Similarly, Ernest Hemingway, injured in World War I while working as an ambulance driver, found that recovering from doctors’ pulling 237 pieces of shrapnel from his body required six months in a hospital ward.  As one person told the story, Hemingway “became fascinated by how differently [other patients in the hospital ward] waited through the seemingly endless days of recovery.  Some distracted themselves with small entertainments, others cried out in lament, and still others pondered the depths of their lives.”  Reflecting later on this experience, Hemingway concluded that “the waiting does not break us; it reveals us.”

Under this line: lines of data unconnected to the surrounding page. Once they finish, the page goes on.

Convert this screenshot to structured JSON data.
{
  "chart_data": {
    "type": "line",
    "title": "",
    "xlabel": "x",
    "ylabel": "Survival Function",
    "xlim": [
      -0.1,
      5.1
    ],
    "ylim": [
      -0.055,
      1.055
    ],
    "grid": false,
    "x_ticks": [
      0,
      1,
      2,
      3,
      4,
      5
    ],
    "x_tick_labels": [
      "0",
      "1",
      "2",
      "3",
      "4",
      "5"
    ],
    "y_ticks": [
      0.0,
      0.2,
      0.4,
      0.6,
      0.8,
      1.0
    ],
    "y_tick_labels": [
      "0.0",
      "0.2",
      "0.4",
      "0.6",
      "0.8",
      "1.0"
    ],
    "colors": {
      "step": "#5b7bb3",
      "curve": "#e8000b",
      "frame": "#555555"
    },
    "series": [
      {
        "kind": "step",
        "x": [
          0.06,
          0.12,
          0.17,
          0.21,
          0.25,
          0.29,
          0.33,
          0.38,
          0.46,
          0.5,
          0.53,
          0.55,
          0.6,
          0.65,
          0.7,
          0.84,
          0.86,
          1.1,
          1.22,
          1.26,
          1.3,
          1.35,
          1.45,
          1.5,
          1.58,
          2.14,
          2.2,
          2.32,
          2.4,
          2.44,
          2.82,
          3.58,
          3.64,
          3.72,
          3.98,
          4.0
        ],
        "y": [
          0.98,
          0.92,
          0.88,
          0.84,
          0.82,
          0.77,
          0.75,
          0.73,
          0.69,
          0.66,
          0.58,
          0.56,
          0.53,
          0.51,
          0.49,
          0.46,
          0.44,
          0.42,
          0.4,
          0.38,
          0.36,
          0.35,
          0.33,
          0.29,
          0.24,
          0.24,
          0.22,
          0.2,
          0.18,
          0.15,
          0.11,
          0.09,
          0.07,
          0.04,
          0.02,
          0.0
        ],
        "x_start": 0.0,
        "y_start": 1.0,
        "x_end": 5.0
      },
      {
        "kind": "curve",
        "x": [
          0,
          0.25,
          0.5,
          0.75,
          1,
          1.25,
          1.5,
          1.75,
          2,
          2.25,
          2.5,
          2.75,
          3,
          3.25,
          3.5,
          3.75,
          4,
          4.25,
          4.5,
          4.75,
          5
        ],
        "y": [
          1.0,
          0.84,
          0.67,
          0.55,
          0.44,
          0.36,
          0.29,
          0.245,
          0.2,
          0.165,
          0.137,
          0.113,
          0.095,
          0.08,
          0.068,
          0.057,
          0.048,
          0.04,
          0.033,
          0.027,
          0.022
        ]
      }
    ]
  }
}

Our Church, our Christian community, beckons us to “reduce ourselves to waiting” this December during Advent.  Only you can creatively carve out “waiting times” in your super busy life.  But imagine it:  set the alarm clock ten minutes earlier for four weeks for ten minutes of waiting; ride the T one way each day with your device turned off and your book closed; sit gazing out the window with a cup of tea in your hand, in wonder at creation (or the proximity of your neighbor’s apartment).

Whatever, we will notice Christ’s arrival (advent) in our life at Christmas or tomorrow morning only when our eyes are wide with waiting and expectation.  Intentional waiting requires some discipline, but Hemingway was right: our waiting will not break us, it will reveal something to us.

What do you think?
And let us pray for/with one another.